Por casualidades de la vida, mi prima y yo nos quedamos embarazadas a la vez. Lo cual nos hizo mucha ilusión, porque siempre hemos estado muy unidas. Era su segundo embarazo y el mío el primero, así que compartir la experiencia me hacía especial ilusión. Y, como si el destino se riera de mí, las dos íbamos a tener niñas.
Yo siempre había tenido claro que, si tenía una hija, se llamaría Sara. A mi chico le bastaba con que fuera un nombre corto y que sonara bien. Mi prima, en cambio, no tenía ni idea de qué nombre ponerle a la suya. Ya había usado su nombre favorito con su hija mayor, así que estaba un poco perdida.
En aquella época no estaban de moda los baby showers, así que los nombres se revelaban cuando ya estaban decididos. Como ella no sabía qué elegir, preguntaba a todo el mundo como si le fuera la vida en ello. Y cuando me preguntó a mí, le dije la verdad: el único nombre que me gustaba de verdad era el que iba a ponerle a mi hija, Sara. Me dijo que era muy bonito y que ya decidiría el nombre cuando viera su carita por primera vez.
Pasaron los meses y llegó el primer parto. Mi prima dio a luz antes que yo. Toda la familia estaba en la sala de espera, expectante, por conocer al nuevo miembro… y, por supuesto, por saber cómo se llamaría.
Cuando entramos en la habitación, soltó el bombazo: ¡Sorpresa! Nuestra pequeña se llamará Sara.
Mi chico me miró con cara de espanto. Yo me quedé paralizada, con la mandíbula floja y el corazón en modo locura total. Era como si me hubieran atravesado con un cuchillo y partido en dos.
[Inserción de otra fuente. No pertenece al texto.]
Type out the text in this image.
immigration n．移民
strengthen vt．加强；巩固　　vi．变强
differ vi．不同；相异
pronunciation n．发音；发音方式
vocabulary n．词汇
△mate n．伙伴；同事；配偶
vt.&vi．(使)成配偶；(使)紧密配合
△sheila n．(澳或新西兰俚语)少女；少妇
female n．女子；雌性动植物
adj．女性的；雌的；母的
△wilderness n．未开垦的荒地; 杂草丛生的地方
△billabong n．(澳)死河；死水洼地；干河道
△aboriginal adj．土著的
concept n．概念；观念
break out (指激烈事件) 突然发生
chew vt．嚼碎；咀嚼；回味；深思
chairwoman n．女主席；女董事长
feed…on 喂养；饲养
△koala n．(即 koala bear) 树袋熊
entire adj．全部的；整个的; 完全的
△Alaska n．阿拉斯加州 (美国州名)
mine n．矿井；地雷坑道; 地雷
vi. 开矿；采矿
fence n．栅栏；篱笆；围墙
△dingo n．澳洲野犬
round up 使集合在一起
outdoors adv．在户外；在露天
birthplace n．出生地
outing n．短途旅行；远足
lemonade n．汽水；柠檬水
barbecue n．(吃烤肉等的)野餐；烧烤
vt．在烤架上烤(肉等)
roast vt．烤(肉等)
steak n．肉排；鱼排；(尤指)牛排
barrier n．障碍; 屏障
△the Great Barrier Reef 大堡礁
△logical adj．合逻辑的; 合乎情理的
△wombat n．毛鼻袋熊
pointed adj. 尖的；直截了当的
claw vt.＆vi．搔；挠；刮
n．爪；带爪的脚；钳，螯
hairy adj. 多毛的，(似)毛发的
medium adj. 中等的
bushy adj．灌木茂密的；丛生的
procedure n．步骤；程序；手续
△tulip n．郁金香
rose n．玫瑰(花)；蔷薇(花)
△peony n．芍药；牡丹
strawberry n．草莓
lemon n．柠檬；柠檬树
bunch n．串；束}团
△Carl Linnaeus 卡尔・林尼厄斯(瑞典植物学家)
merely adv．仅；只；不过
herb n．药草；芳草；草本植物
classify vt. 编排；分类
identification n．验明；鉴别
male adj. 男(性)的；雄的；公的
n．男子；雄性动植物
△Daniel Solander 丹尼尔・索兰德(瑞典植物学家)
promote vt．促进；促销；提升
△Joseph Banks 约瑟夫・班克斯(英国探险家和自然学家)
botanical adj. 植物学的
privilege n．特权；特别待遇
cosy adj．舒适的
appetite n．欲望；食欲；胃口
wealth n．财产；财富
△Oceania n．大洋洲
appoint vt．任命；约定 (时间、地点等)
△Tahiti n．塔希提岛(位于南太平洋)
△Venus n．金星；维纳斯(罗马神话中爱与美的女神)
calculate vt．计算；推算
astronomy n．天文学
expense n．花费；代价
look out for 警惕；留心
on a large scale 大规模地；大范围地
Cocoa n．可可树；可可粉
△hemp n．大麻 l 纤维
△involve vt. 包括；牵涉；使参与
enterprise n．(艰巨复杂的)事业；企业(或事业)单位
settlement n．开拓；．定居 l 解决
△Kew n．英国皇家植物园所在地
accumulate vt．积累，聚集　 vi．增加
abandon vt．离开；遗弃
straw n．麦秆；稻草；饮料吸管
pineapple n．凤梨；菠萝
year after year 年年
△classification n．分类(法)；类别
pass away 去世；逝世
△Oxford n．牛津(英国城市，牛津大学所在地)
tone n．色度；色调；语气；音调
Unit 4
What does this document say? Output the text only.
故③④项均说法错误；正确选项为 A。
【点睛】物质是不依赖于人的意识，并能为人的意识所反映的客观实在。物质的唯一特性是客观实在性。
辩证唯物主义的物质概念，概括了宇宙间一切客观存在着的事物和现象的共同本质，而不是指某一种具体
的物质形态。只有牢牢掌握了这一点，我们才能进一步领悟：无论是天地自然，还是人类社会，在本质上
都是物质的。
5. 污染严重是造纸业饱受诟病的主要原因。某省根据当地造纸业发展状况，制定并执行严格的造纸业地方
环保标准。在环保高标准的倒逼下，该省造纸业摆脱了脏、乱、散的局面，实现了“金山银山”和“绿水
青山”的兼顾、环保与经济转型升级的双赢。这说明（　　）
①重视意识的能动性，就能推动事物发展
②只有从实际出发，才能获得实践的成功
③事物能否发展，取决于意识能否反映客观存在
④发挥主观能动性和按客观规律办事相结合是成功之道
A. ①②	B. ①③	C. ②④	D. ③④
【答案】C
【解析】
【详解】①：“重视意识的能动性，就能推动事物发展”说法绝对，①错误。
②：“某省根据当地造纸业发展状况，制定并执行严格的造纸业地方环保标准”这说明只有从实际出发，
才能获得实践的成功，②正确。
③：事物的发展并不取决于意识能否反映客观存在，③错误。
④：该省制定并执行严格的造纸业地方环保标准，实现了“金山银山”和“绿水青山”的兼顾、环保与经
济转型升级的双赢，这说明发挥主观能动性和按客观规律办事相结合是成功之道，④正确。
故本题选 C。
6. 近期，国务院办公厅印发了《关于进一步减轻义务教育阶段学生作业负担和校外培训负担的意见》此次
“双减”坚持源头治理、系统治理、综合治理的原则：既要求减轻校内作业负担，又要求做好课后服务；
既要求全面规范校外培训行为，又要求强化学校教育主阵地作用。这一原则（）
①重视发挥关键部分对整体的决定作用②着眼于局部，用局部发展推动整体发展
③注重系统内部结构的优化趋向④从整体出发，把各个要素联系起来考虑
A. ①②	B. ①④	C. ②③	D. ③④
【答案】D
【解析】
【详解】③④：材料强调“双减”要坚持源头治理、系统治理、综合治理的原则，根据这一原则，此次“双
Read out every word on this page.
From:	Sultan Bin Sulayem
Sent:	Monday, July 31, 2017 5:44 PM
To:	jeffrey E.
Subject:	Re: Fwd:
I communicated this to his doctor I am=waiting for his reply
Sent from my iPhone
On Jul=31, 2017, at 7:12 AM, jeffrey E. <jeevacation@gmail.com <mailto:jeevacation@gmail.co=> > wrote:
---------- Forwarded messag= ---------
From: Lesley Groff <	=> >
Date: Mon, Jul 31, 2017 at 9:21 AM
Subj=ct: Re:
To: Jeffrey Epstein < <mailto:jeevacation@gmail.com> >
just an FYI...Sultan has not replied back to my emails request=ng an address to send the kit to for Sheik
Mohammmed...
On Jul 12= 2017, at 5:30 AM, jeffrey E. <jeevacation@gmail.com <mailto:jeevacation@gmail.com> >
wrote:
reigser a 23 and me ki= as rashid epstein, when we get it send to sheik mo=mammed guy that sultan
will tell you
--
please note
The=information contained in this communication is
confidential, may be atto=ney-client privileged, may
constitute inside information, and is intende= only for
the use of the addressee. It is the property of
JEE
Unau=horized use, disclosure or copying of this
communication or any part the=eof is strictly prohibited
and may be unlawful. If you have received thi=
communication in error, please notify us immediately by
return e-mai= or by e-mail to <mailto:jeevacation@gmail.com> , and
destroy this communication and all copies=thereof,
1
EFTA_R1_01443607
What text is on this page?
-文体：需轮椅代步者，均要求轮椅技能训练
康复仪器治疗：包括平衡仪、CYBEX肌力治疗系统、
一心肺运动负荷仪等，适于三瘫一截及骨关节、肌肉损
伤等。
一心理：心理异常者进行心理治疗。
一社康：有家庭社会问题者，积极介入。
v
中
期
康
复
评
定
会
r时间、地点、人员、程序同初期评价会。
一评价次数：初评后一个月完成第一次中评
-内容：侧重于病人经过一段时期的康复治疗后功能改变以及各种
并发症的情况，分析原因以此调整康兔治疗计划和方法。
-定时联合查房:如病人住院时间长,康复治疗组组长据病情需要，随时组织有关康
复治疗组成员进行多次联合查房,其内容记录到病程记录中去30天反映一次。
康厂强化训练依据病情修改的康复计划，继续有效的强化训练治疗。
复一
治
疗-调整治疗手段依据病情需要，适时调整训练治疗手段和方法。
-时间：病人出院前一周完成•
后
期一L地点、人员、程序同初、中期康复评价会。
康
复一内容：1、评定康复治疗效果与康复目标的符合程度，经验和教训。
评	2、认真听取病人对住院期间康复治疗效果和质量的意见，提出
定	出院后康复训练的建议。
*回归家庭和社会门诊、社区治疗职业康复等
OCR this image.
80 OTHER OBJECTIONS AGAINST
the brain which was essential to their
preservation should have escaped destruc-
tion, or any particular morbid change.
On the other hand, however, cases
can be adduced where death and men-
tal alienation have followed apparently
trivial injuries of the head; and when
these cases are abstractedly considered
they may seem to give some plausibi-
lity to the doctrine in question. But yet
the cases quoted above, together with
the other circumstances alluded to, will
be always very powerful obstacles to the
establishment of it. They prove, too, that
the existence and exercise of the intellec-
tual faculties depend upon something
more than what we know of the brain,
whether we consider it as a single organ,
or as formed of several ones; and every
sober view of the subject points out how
Empecé a sentir un nervio y un ardor que me iban consumiendo poco a poco. No me enfadé en ese momento… entré en shock. Por un par de segundos quedé inmóvil, como una estatua, sin poder creerlo.
De pronto, perdí el control. Tuve un ataque de ansiedad total. Salí corriendo de la habitación llorando como una loca poseída, embarazada y totalmente descontrolada. Parecía que estaba haciendo una maratón por todo el hospital y con el corazón apunto de estallar. Las enfermeras salieron disparadas, pensando que algo grave pasaba. Yo solo podía repetir: “¡Mi nombre, mi hija, mi Sara!” Surrealista total.
Mi chico apareció buscándome, intentando explicar la situación mientras las enfermeras intentaban calmarme y que no dejara un rastro de lágrimas por todo el hospital. Chicas, os juro que si alguien me hubiera grabado en ese momento, sería viral seguro.
A las pocas semanas llegó mi gran momento: mi chico y yo fuimos padres de una niña preciosa. Durante unos días… fue una niña sin nombre. Yo era incapaz de pensar en otro; y aunque no lo dijera, mi pareja también estaba tocado. Porque, seamos sinceros, no es fácil digerir que te roben el nombre que llevabas meses imaginando. Ya me veía firmando el DNI con su nombre y apellidos.
¿Queréis saber cómo elegimos el nombre al final? Esto sí que tiene gracia.
Un día, mi chico fue al mercado. Mientras yo estaba con la peque, y escuchó a alguien gritar: ¡Alba!
Como quien grita: ¡Oferta! Y, en un impulso épico, pensó: “Así se tiene que llamar nuestra hija”. Cuando me lo dijo, me quedé sorprendida… y la verdad es que nos encantó. Con el tiempo, entendimos que era perfecto: Alba, la luz que iluminó nuestras vidas. Y os juro que cada vez que lo digo sonrío recordando que la vida tiene un sentido del humor muy retorcido.
Después de todo, mi prima me pidió que fuera la madrina de Sara. ¿Culpabilidad? Puede ser. Pero fue un bonito gesto. Nunca le eché nada en cara y ella nunca volvió a sacar el tema. Aunque siendo sincera… en el fondo aún le guardo un poquito de rencor. Y sí, a veces pienso que algún día, de una forma u otra, mi pequeña venganza llegará.